The paper describes it pretty well in appendix C. A matrix of integrators is constructed with a bunch of opamps, RC time constants (using digital potentiometers, presumably) and a multichannel ADC/DAC interface to the PC. Essentially a dedicated differential-equation solver.
So it's a combination of old-school analog computation and modern GPU-based code. Takes longer in practice due to the overhead of interfacing with the hardware and waiting for the integrators to settle, but the authors are claiming that an optimized implementation could outperform a purely-digital solution, as I understand it, by accelerating convergence.
The core idea being that conventional gradient descent is a linear operation at heart, while the gradients actually being traversed are curved surfaces that have to be approximated with multiple unnecessary steps if everything is done in the digital domain.
The trouble, as everybody from Seymour Cray onward has learned the hard way, is that CMOS always wins in the end, simply because the financial power of an entire industry goes into optimizing it.
First author of the paper here. That's it indeed! One thing is that this is entirely CMOS-compatible. You could also do something similar with optics or other platforms, but we chose electronic circuits for this reason specifically.
By that remark I meant "digital CMOS," in the sense of elements that store state information discretely in flip-flops or gate insulators rather than continuously with analog integrators.
Very cool work in any event, though! Best of luck with the ongoing R&D.
I didn't realize they included details about the hardware. Lie you said these just look like analog computers, compute in memory, analog arrays, which have also made a resurgence with deep leaning.

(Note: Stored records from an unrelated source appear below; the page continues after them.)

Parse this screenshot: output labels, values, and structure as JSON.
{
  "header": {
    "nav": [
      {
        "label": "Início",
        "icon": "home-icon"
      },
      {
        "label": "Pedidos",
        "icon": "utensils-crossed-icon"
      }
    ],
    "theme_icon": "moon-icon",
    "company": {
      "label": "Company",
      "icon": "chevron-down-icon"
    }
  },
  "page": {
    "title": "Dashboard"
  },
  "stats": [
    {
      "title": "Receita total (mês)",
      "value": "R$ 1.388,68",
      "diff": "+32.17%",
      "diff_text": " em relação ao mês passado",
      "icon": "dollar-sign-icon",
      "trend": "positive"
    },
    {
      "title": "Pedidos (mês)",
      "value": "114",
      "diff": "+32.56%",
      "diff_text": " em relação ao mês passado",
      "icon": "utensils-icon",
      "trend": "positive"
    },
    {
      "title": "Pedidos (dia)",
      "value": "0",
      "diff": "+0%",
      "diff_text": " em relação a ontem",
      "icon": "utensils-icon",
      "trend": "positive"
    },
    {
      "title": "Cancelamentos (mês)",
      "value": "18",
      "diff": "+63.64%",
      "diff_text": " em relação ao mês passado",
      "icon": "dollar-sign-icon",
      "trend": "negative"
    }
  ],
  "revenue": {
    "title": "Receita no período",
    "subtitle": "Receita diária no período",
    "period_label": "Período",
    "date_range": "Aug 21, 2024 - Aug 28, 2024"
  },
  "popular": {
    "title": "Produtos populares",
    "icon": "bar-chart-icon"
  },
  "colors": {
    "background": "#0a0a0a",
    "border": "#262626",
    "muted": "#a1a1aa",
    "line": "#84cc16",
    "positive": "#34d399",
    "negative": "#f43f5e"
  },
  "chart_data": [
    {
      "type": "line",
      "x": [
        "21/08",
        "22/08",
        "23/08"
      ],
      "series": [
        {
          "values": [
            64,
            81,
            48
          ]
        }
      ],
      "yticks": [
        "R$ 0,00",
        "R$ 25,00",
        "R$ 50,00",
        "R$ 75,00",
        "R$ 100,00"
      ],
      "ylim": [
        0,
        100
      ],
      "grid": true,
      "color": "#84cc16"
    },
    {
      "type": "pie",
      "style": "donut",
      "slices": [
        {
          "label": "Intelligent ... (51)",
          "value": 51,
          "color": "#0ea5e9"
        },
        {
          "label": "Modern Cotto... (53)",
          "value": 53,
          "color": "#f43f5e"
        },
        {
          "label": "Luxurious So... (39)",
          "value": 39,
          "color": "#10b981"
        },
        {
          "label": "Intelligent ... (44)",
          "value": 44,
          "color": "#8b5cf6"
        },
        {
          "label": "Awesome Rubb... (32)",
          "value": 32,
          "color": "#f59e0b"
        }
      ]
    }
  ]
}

Yes, digital wins over analog because of all the money that went into digital. I am wondering if one could create a digital analog computer by using pwm instead of analog signals.
The whole point is to leverage the laws of nature to train AI models, overcoming the limitations and scaling challenges of digital hardware and existing training methods.
I believe one example would be quantum annealers. Where "programming" involves setting the right initial conditions and allowing thermodynamics to bring you to an optimum via relaxation.
This could be attractive if they can build a product along those lines: tens, if not hundreds, of billions of dollars are spent yearly on numerical optimization worldwide, and if this can significantly accelerate it, it could be very profitable.
Analog computers have a lot of history. You can Google analog with neural network or differential equations to get many results. They are fast with low power, can have precision issues, and require custom, chip design.
Mixed signal ASIC’s often use a mix of digital and analog blocks to get the benefits of analog. It’s especially helpful for anything that eats lots of power or to prevent that (eg mobile).
Hard to beat the string algorithm for finding shortest paths on a positive weights network (e.g. build the network out of string where topologies match and link lengths are link weights, find the origin and destination nodes/knots of interest, grab the two nodes and pull until taut).
Or the spaghetti approach to finding the largest value from a list of positive values (e.g. cut dry spaghetti noodles to length for each value, bundle them together and tap the bundle on a table, the one visually sticking out the most is the largest valued element).
Of course, we already need to be working in Spaghetti ints or prepping them will be as complex than a linear scan.
Can't wait for spaghetti arithmetic.
Do we have a better algo than log(n) for locating the min?
I'm thinking spaghetti max align them, lay them across an arm at the midway point, sweep the shorts that fell, and repeat until all remaining are same length.
> requires an analog thermodynamic computer
Wait. What?
Perhaps a trained physicist can comment on that. Thanks.